In contrast, Eldredge and Gould argued that gaps in the record were not artifacts but resulted from a positive, biological signal. "If new species arise in very rapidly in small, peripherally isolated populations, then the great expectation of insensibly graded fossil sequences is a chimaera". In other words, the appearance of a species, without a complete series of intermediate forms linking it to a close relative, comprises positive evidence for the occurrence of a particular model of speciation: allopatry. When a paleontologist confronted with such a pattern infers geological gaps, rather than a model of biological speciation, s/he misses the forest due to the empty spaces between the trees.

Much has happened since 1972, including a general appreciation that while macroevolutionary thinking has benefitted evolutionary research, "punctuated equilibrium" did not fundamentally depart from the evolutionary mechanisms already appreciated by most 20th century biologists (see summaries by Leroi and Futuyma). The critical point to remember---whether one is countering claims that SJ Gould "didn't believe in evolution" or distilling the subtleties of group selection to undergrads---is that microevolution is at the core of Eldredge and Gould's idea. Gould liked hyperbole and flamboyant writing, but even he underscored the conventional, Darwinian basis of punctuated equilibrium many times, for example in 1985 (p. 3), 1987 (pp. 2-3), 1993 (p. 223), and 2002 (p. 986).

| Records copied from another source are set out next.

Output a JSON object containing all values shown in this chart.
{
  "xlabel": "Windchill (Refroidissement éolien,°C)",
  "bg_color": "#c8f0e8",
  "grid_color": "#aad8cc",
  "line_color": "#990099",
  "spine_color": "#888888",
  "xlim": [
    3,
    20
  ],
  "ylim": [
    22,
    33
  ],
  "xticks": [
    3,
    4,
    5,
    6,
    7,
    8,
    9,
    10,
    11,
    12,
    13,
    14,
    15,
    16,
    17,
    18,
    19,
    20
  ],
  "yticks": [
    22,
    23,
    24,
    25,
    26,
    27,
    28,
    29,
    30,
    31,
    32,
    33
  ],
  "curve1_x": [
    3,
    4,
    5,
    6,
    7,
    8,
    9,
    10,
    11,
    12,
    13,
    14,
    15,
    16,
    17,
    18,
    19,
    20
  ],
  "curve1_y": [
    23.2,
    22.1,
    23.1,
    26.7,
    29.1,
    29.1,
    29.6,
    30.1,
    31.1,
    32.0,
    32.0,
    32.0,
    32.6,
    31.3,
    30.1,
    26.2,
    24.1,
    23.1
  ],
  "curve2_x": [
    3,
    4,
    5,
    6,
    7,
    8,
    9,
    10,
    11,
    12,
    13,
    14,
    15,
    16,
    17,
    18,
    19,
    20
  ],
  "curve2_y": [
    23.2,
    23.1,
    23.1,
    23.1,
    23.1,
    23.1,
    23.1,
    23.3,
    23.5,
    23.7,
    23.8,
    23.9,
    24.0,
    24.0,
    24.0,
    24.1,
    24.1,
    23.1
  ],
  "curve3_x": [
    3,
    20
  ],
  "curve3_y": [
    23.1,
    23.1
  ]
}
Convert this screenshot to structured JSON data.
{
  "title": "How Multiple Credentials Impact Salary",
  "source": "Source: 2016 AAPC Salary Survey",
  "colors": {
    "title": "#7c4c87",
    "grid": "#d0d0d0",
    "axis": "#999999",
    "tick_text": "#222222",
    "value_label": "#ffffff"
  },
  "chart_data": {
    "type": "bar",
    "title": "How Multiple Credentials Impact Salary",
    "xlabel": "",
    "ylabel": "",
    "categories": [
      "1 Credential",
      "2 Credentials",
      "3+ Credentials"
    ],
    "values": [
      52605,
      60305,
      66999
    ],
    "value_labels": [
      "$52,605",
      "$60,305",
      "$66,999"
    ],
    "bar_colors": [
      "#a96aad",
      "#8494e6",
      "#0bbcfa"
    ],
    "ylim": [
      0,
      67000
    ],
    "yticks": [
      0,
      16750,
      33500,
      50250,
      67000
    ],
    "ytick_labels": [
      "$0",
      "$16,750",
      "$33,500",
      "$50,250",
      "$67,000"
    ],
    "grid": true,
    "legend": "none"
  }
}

Whether you're a creationist or science writer, if you think that macroevolution really does exceed mechanisms such as inheritance, development, mutation, constraint, drift, and selection, then the burden is on your shoulders to better articulate just what it is you're talking about. Perhaps more importantly, to present "design" as an alternative to evolution by natural selection is to restate the problem without answering it, much like claiming that "Rolex" answers the question "how does this watch work"? It doesn't. Even when we disagree on aspects of macroevolutionary theory, mainstream evolutionary biologists generally realize this. Our task is to try and understand the mechanisms by which "from so simple a beginning endless forms most beautiful and most wonderful have been, and are being, evolved."